The road should be somewhere ahead and I know what’s behind me, but the trees feel endless, everywhere . . . sunlight skitters over my feet through their leaves, world skittering with it, and I fall once, twice, three times, but I get back up each, moving forward until the ground rises and finally meets the road, and it’s like breaking the surface after so long underwater.
She’s thirteen years old.
I collapse, my legs splayed in front of me, a bitter taste at the back of my throat, a cold sweat breaking out on the back of my neck. I think of her body out there, think of all the things that can no longer happen to it, and then I need to know if I can still bleed. I dig my fingers into the torn skin of my knees. A buzzing fills my head, a thought reaching me on a long delay: call for help. I slip my hand into my pocket and it’s empty.
My phone is gone.
I turn my face toward the road.
A car is coming.
I wave my hand weakly until it gets close and then my arm drops to my side. The car eases to a stop next to me, and I stare at the blurry edge of the driver’s side door as it opens and a beige heel descends to the ground.

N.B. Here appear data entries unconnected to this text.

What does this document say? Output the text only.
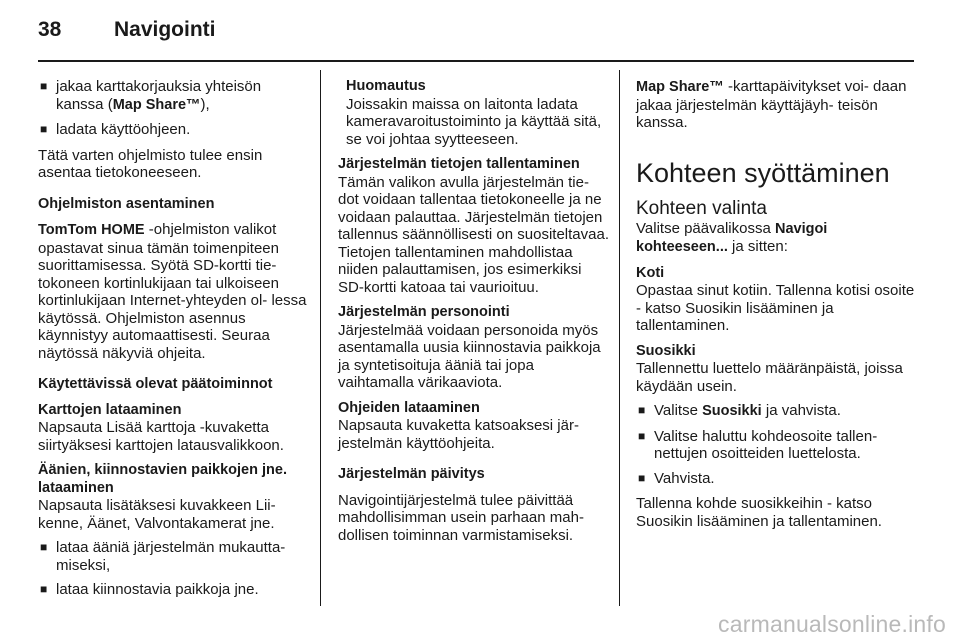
38	Navigointi
■ jakaa karttakorjauksia yhteisön kanssa (Map Share™),
■ ladata käyttöohjeen.

Tätä varten ohjelmisto tulee ensin asentaa tietokoneeseen.

Ohjelmiston asentaminen

TomTom HOME -ohjelmiston valikot opastavat sinua tämän toimenpiteen suorittamisessa. Syötä SD-kortti tie- tokoneen kortinlukijaan tai ulkoiseen kortinlukijaan Internet-yhteyden ol- lessa käytössä. Ohjelmiston asennus käynnistyy automaattisesti. Seuraa näytössä näkyviä ohjeita.

Käytettävissä olevat päätoiminnot

Karttojen lataaminen

Napsauta Lisää karttoja -kuvaketta siirtyäksesi karttojen latausvalikkoon.

Äänien, kiinnostavien paikkojen jne. lataaminen

Napsauta lisätäksesi kuvakkeen Lii- kenne, Äänet, Valvontakamerat jne.

■ lataa ääniä järjestelmän mukautta- miseksi,
■ lataa kiinnostavia paikkoja jne.

Huomautus

Joissakin maissa on laitonta ladata kameravaroitustoiminto ja käyttää sitä, se voi johtaa syytteeseen.

Järjestelmän tietojen tallentaminen

Tämän valikon avulla järjestelmän tie- dot voidaan tallentaa tietokoneelle ja ne voidaan palauttaa. Järjestelmän tietojen tallennus säännöllisesti on suositeltavaa. Tietojen tallentaminen mahdollistaa niiden palauttamisen, jos esimerkiksi SD-kortti katoaa tai vaurioituu.

Järjestelmän personointi

Järjestelmää voidaan personoida myös asentamalla uusia kiinnostavia paikkoja ja syntetisoituja ääniä tai jopa vaihtamalla värikaaviota.

Ohjeiden lataaminen

Napsauta kuvaketta katsoaksesi jär- jestelmän käyttöohjeita.

Järjestelmän päivitys

Navigointijärjestelmä tulee päivittää mahdollisimman usein parhaan mah- dollisen toiminnan varmistamiseksi.

Map Share™ -karttapäivitykset voi- daan jakaa järjestelmän käyttäjäyh- teisön kanssa.

Kohteen syöttäminen

Kohteen valinta

Valitse päävalikossa Navigoi kohteeseen... ja sitten:

Koti

Opastaa sinut kotiin. Tallenna kotisi osoite - katso Suosikin lisääminen ja tallentaminen.

Suosikki

Tallennettu luettelo määränpäistä, joissa käydään usein.

■ Valitse Suosikki ja vahvista.
■ Valitse haluttu kohdeosoite tallen- nettujen osoitteiden luettelosta.
■ Vahvista.

Tallenna kohde suosikkeihin - katso Suosikin lisääminen ja tallentaminen.

carmanualsonline.info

I follow it all the way up to the woman it belongs to.
The most beautiful woman I’ve ever seen in my life.
An aura of light surrounds the curves of her body so perfectly, I can’t help but wonder if she’s real. She crouches in front of me, her eyes a pale blue, their sweet concern offsetting the devastating angles of her breathtaking face. Her white skin is summer-tanned, glitter-flecked, rays of sunlight threading themselves through the short strands of honey-blond hair hanging loose at the nape of her neck. She looks like something out of a magazine, her beauty almost defiant in the face of everything that’s put it before me, refusing to be less than what it is even though there’s a dead girl out there right now, rotting.

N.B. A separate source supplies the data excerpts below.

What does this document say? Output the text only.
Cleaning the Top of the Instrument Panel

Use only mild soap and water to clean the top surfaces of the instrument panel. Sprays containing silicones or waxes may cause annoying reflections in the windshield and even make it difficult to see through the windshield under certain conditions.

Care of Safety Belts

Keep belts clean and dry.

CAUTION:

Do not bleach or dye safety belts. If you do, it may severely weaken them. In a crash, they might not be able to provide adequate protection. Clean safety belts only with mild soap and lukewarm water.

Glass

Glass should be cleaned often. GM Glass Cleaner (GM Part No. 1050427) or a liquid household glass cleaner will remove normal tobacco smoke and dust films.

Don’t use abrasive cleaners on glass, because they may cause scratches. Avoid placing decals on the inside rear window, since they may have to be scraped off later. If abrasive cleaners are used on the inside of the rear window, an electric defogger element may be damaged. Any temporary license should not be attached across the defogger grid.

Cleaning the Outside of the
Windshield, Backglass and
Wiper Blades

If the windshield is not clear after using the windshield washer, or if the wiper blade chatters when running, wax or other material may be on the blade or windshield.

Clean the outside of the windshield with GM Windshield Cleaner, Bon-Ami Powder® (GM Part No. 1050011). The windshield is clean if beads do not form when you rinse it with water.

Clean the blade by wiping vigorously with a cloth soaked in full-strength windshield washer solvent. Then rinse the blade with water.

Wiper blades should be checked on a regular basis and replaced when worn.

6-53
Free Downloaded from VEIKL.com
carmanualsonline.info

I need to go to Aspera, I tell her.
There’s a body in the woods.
The deputy sheriff’s little girl.
The woman makes some calls and then everything she says after that seems to end in my name, but I don’t remember telling it to her. Something about the gentle persistence of hearing Georgia, Georgia, over and over again keeps me from floating too far away. And then we’re in her car and it’s the nicest car I’ve been in in a long time, and I shiver against the cool leather seat, my head lolling against the window.

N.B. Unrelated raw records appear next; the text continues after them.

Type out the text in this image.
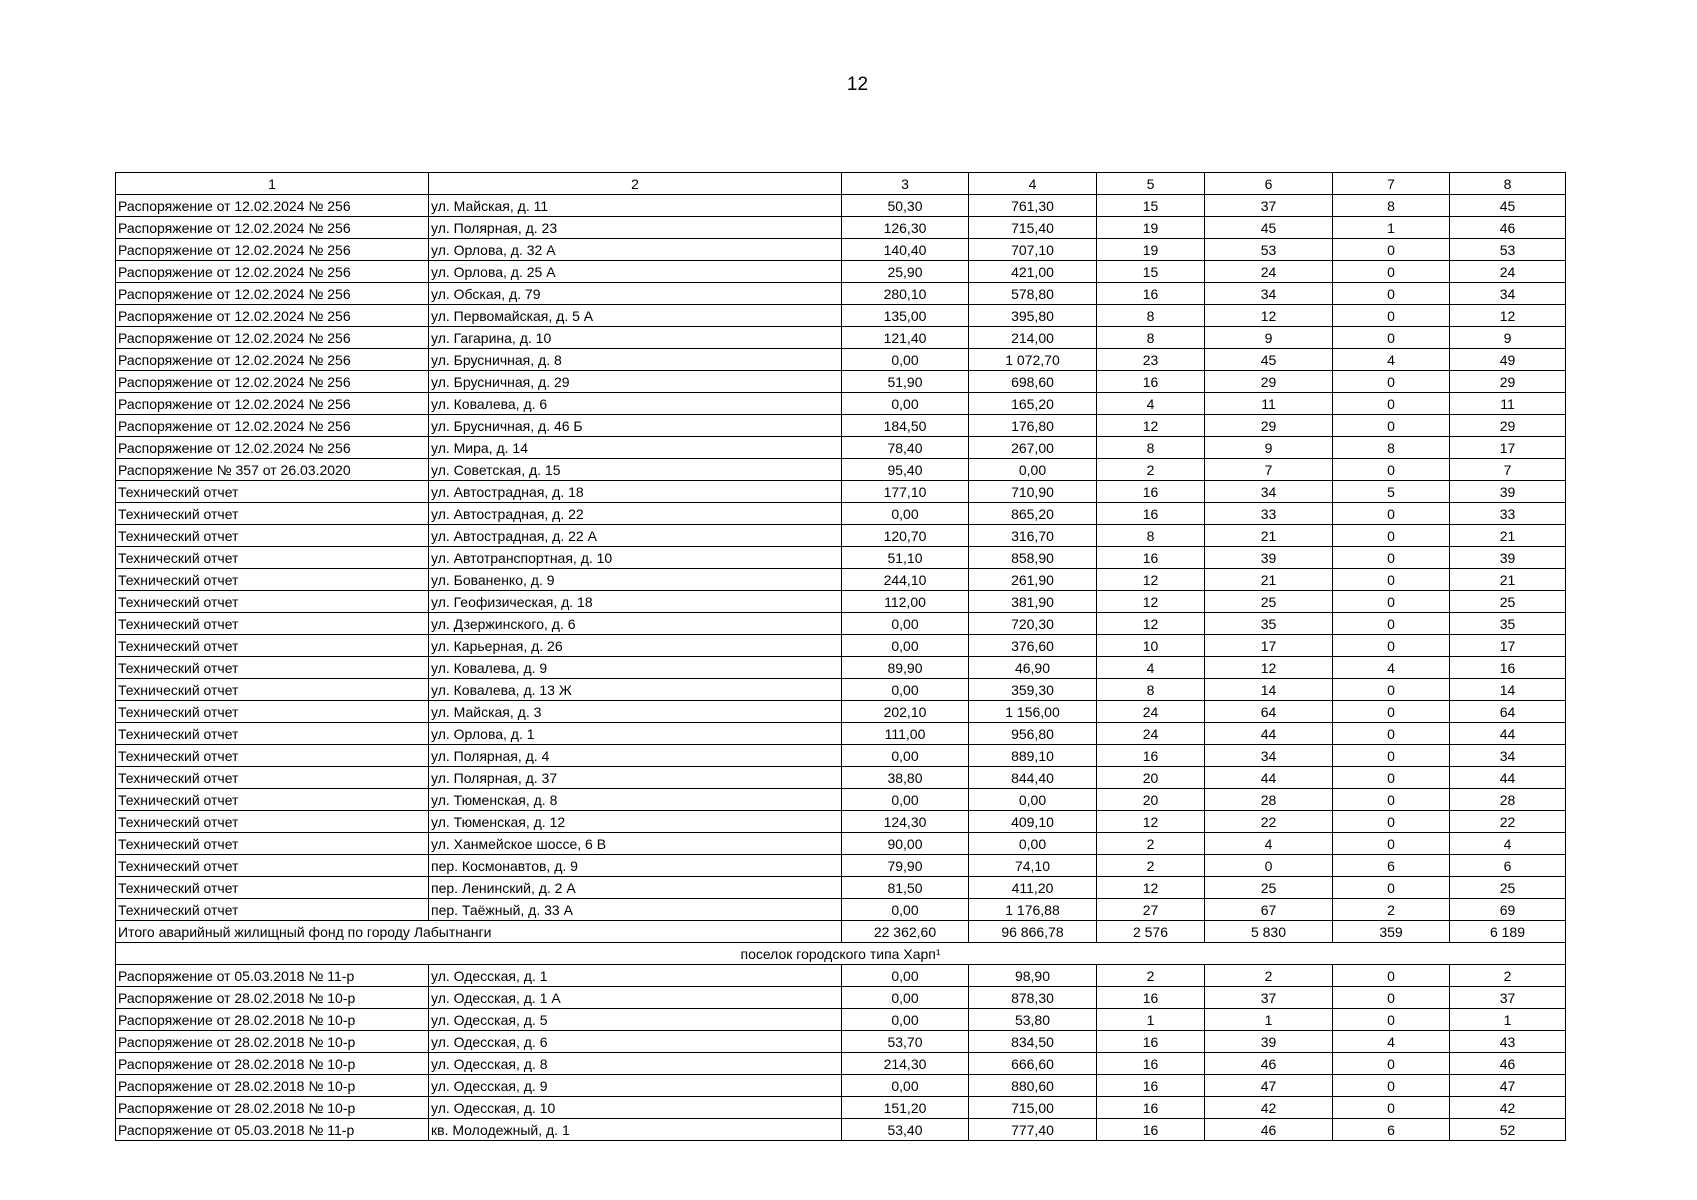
12
1	2	3	4	5	6	7	8
Распоряжение от 12.02.2024 № 256	ул. Майская, д. 11	50,30	761,30	15	37	8	45
Распоряжение от 12.02.2024 № 256	ул. Полярная, д. 23	126,30	715,40	19	45	1	46
Распоряжение от 12.02.2024 № 256	ул. Орлова, д. 32 А	140,40	707,10	19	53	0	53
Распоряжение от 12.02.2024 № 256	ул. Орлова, д. 25 А	25,90	421,00	15	24	0	24
Распоряжение от 12.02.2024 № 256	ул. Обская, д. 79	280,10	578,80	16	34	0	34
Распоряжение от 12.02.2024 № 256	ул. Первомайская, д. 5 А	135,00	395,80	8	12	0	12
Распоряжение от 12.02.2024 № 256	ул. Гагарина, д. 10	121,40	214,00	8	9	0	9
Распоряжение от 12.02.2024 № 256	ул. Брусничная, д. 8	0,00	1 072,70	23	45	4	49
Распоряжение от 12.02.2024 № 256	ул. Брусничная, д. 29	51,90	698,60	16	29	0	29
Распоряжение от 12.02.2024 № 256	ул. Ковалева, д. 6	0,00	165,20	4	11	0	11
Распоряжение от 12.02.2024 № 256	ул. Брусничная, д. 46 Б	184,50	176,80	12	29	0	29
Распоряжение от 12.02.2024 № 256	ул. Мира, д. 14	78,40	267,00	8	9	8	17
Распоряжение № 357 от 26.03.2020	ул. Советская, д. 15	95,40	0,00	2	7	0	7
Технический отчет	ул. Автострадная, д. 18	177,10	710,90	16	34	5	39
Технический отчет	ул. Автострадная, д. 22	0,00	865,20	16	33	0	33
Технический отчет	ул. Автострадная, д. 22 А	120,70	316,70	8	21	0	21
Технический отчет	ул. Автотранспортная, д. 10	51,10	858,90	16	39	0	39
Технический отчет	ул. Бованенко, д. 9	244,10	261,90	12	21	0	21
Технический отчет	ул. Геофизическая, д. 18	112,00	381,90	12	25	0	25
Технический отчет	ул. Дзержинского, д. 6	0,00	720,30	12	35	0	35
Технический отчет	ул. Карьерная, д. 26	0,00	376,60	10	17	0	17
Технический отчет	ул. Ковалева, д. 9	89,90	46,90	4	12	4	16
Технический отчет	ул. Ковалева, д. 13 Ж	0,00	359,30	8	14	0	14
Технический отчет	ул. Майская, д. 3	202,10	1 156,00	24	64	0	64
Технический отчет	ул. Орлова, д. 1	111,00	956,80	24	44	0	44
Технический отчет	ул. Полярная, д. 4	0,00	889,10	16	34	0	34
Технический отчет	ул. Полярная, д. 37	38,80	844,40	20	44	0	44
Технический отчет	ул. Тюменская, д. 8	0,00	0,00	20	28	0	28
Технический отчет	ул. Тюменская, д. 12	124,30	409,10	12	22	0	22
Технический отчет	ул. Ханмейское шоссе, 6 В	90,00	0,00	2	4	0	4
Технический отчет	пер. Космонавтов, д. 9	79,90	74,10	2	0	6	6
Технический отчет	пер. Ленинский, д. 2 А	81,50	411,20	12	25	0	25
Технический отчет	пер. Таёжный, д. 33 А	0,00	1 176,88	27	67	2	69
Итого аварийный жилищный фонд по городу Лабытнанги		22 362,60	96 866,78	2 576	5 830	359	6 189
поселок городского типа Харп¹							
Распоряжение от 05.03.2018 № 11-р	ул. Одесская, д. 1	0,00	98,90	2	2	0	2
Распоряжение от 28.02.2018 № 10-р	ул. Одесская, д. 1 А	0,00	878,30	16	37	0	37
Распоряжение от 28.02.2018 № 10-р	ул. Одесская, д. 5	0,00	53,80	1	1	0	1
Распоряжение от 28.02.2018 № 10-р	ул. Одесская, д. 6	53,70	834,50	16	39	4	43
Распоряжение от 28.02.2018 № 10-р	ул. Одесская, д. 8	214,30	666,60	16	46	0	46
Распоряжение от 28.02.2018 № 10-р	ул. Одесская, д. 9	0,00	880,60	16	47	0	47
Распоряжение от 28.02.2018 № 10-р	ул. Одесская, д. 10	151,20	715,00	16	42	0	42
Распоряжение от 05.03.2018 № 11-р	кв. Молодежный, д. 1	53,40	777,40	16	46	6	52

Every time my eyes drift shut, she says my name.
The view changes and there’s a gate in the distance stretched across the road. Even from here, I can make out the gold lettering across its top, sparkling in the light, declaring itself:
A S P E R A
PRIVATE. NO ADMITTANCE. MEMBERS ONLY.
“What if they don’t let me in?” I manage.
But the gate opens before we even reach it.
My pulse quickens as the lodge slowly appears on the horizon, only to unmake itself before I can get a closer look.
“You’re already in,” the woman tells me.
I finally realize who I’m sitting next to.
“Georgia,” she says, alarmed, stopping the car as my head falls forward. Her hand comes to rest against my cheek and carefully turns my face to hers, as though she wants to be sure she’s the last thing I see.